Cerró los ojos y se estremeció. Evidentemente, había contado la historia muchas veces, pues los pormenores estaban fijos en su memoria y los relataba sin dudar, pero no por eso Rob los encontró menos fascinantes.
– Era tal mi aflicción que sólo veía como a través de una niebla que tenía directamente ante mi. Nada había en mi campo de visión. Sostenía una hoja que se agrandaba a medida que descendía, hasta que me cortó el ojo.
¡Oh, el dolor me devolvió la sobriedad al instante! Tuve la seguridad de que me había cortado el ojo en lugar de quitarme la nube y le chillé, lo importuné, le grité que no me hiciera nada más. Como persistió, le arrojé una lluvia de maldiciones y le aseguré que por fin comprendía cómo su despreciable pueblo podía haber asesinado a nuestro bondadoso Señor.
“Cuando cortó el ojo, el dolor era tan atroz que perdí por completo el conocimiento. Desperté en la oscuridad de los ojos vendados, y durante un par de semanas sufrí espantosamente. Pero al final vi como no había visto en mucho tiempo. Tan grande fue la mejoría, que trabaje dos años más como escribiente antes de que el reuma me aconsejara reducir mis obligaciones.

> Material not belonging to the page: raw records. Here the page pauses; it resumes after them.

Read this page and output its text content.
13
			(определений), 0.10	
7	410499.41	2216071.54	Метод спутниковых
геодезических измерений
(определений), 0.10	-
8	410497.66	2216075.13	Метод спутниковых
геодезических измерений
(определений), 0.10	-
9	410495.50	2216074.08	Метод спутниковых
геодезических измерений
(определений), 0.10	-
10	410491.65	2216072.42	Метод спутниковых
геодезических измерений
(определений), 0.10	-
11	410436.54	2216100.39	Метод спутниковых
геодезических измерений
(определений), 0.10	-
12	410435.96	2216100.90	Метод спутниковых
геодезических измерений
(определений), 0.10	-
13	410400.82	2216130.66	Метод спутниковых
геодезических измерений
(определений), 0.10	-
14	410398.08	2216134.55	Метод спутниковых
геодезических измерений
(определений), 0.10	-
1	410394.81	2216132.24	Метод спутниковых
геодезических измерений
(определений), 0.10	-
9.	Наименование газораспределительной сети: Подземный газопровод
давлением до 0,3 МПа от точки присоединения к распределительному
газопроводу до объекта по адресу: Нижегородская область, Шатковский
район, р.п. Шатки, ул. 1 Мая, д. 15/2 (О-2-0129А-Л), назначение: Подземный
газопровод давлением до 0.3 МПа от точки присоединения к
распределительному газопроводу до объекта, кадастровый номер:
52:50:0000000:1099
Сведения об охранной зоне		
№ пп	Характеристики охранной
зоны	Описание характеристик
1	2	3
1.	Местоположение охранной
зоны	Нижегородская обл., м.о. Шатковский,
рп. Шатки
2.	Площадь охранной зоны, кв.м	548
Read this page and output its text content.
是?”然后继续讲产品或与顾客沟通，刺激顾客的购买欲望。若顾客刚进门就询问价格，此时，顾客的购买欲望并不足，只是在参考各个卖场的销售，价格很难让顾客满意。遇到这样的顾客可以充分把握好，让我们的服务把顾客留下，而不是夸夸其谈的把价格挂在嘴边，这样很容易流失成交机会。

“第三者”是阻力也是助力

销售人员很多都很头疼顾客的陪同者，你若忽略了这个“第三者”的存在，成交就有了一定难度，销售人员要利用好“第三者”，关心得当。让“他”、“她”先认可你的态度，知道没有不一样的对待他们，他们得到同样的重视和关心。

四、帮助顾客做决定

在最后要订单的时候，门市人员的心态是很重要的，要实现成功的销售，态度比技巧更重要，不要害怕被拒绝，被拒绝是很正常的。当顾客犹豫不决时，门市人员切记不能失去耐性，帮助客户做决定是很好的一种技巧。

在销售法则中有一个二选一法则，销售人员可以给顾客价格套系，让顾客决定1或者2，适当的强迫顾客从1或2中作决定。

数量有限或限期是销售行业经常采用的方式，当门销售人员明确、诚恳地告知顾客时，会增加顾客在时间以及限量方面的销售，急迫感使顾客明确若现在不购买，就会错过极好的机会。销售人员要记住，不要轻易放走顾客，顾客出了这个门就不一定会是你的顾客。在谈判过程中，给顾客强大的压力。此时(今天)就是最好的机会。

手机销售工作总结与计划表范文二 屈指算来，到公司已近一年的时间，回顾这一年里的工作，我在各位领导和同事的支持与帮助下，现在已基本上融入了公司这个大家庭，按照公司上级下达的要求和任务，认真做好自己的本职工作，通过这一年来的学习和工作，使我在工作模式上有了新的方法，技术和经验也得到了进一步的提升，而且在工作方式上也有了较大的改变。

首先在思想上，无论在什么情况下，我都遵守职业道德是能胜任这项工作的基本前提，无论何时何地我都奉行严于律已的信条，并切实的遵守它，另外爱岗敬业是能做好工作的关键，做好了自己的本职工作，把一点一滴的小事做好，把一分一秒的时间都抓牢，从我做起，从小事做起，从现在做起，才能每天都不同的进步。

Así que era verdad, pensó Rob, deslumbrado. Entonces quizá las cosas que le había contado Benjamín Merlín fuesen ciertas.
– El maestro Merlín es el mejor doctor que he visto en mi vida -dijo Edgar Thorpe-. Aunque -agregó malhumorado- para ser un médico competente encuentra demasiadas dificultades en liberar de pesadumbre mis huesos y articulaciones.
Volvió a Tettenhall, acampó en un pequeño valle y permaneció cerca de la ciudad tres días enteros, como un galán enamorado que carece de permiso para visitar a una damisela, pero tampoco se decide a dejarla en paz. El primer granjero al que compró provisiones le informó dónde vivía Benjamín Merlín, y varias veces condujo a Caballo hasta el lugar, una granja baja con el prado bien cuidado, dependencias, un campo, un huerto y una viña. No había ninguna señal exterior de que allí viviera un médico.
La tarde del tercer día, a unas millas de su casa, encontró al medico.
– ¿Cómo estás, joven barbero?
Rob respondió que bien y le preguntó por su salud. Hablaron del tiempo, y luego Merlín inclinó la cabeza a modo de despedida.